Trump has in recent weeks insisted Greenland must come under the control of the United States, saying that “anything less” than that would be “unacceptable.” He argued the US needs the territory for national security purposes, which could in turn strengthen NATO.
His repeated statements have strained diplomatic relations between the US and Denmark, which owns the territory but gives the local population the right to self-determination, while also prompting condemnation from NATO’s European member states.
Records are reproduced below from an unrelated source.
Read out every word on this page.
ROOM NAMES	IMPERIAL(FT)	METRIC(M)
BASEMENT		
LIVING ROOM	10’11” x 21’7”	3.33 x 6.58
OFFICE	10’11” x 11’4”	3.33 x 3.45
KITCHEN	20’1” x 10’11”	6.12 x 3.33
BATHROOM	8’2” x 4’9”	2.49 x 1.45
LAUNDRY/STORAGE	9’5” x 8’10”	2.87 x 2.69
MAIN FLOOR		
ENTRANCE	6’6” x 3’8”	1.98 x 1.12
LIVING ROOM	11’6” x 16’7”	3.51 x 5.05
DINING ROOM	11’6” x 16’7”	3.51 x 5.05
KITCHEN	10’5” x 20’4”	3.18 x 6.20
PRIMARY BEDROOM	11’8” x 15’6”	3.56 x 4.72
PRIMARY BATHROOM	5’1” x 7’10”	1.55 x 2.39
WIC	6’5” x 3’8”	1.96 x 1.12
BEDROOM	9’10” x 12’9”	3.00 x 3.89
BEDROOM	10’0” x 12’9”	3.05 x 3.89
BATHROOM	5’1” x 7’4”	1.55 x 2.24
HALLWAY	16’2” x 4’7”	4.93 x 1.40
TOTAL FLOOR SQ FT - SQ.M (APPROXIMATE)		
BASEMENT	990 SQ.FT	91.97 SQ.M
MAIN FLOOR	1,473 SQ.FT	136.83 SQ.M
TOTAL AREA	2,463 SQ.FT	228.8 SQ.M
In Denmark, thousands turned out on Saturday in the cities of Copenhagen, Aarhus, Aalborg and Odense to stand in solidarity with the Greenlandic population.
A protest kicked off later in Greenland’s capital of Nuuk. Just before 2p.m. local time there was an estimated crowd of 5,000 – a large proportion of the island’s population of 56,000. People waved banners including “Yankee go home,” and “Greenland is already great.”

In Copenhagen many waved banners with slogans including “Hands off Greenland” alongside the territory’s red and white flag, according to Reuters. The protests across Denmark were organized by Greenlandic organizations in cooperation with the NGO ActionAid Denmark. A statement from ActionAid said the unrest was planned to coincide with a visit of US senators to Denmark.
“We are demonstrating against American statements and ambitions to annex Greenland,” Camilla Siezing, Chair of the Joint Association Inuit – one of the Greenlandic organizations involved in planning the protests – said.
“We demand respect for the Danish Realm and for Greenland’s right to self-determination. Hopefully, we can show that we are many who support Greenland.”
In Greenland on Saturday, protesters were similarly defiant. Asked what her message to the US president was, one female protester in Nuuk, who didn’t give her name, told CNN, “We are not for sale.”
Another protester named Patricia said, “We have seen what he (Trump) does in Venezuela and Iran. He doesn’t respect anything, he just takes what he thinks is his… He misuses his power.”
A male protester, who didn’t give his name, said, “We do not accept this kind of aggression,” referring to Trump’s threats on Greenland.
“My biggest fear is that the US military come here and try to take over our country. But I don’t think it will happen.”

Sean Gallup/Getty Images
Amid the escalating situation, a US delegation of bipartisan lawmakers were sent to Copenhagen to meet with leaders from Denmark and Greenland.
In a press conference on Saturday, Democratic Senator Chris Coons, who is leading the delegation, said the Trump administration’s “tempo of statements” around Greenland’s potential acquisition was not constructive.
Senator Coons also expressed his respect to the indigenous people of Greenland, telling journalists that it was a “remote and difficult place to live, and that the population of Greenland has managed to carve out of an exceptionally difficult environment, a culture and an approach to living that is worthy of deep respect.”
The US lawmaker sought to highlight the partnership between the US and Denmark, including in the military sphere, saying that the delegation would visit a cemetery later Saturday to lay a wreath for Danish soldiers who fell fighting alongside American troops in conflicts such as the war in Afghanistan.
Reporting from Greenland’s capital of Nook, CNN’s International Diplomatic Editor Nic Robertson said the visit by the US lawmakers was intended to signal how much Denmark’s military partnership with the US is appreciated. “The visit to that cemetery today to lay a wreath, really for them, will sort of encapsulate how much the United States has valued that partnership, valued the lives laid down by Denmark, by Danish troops,” he said.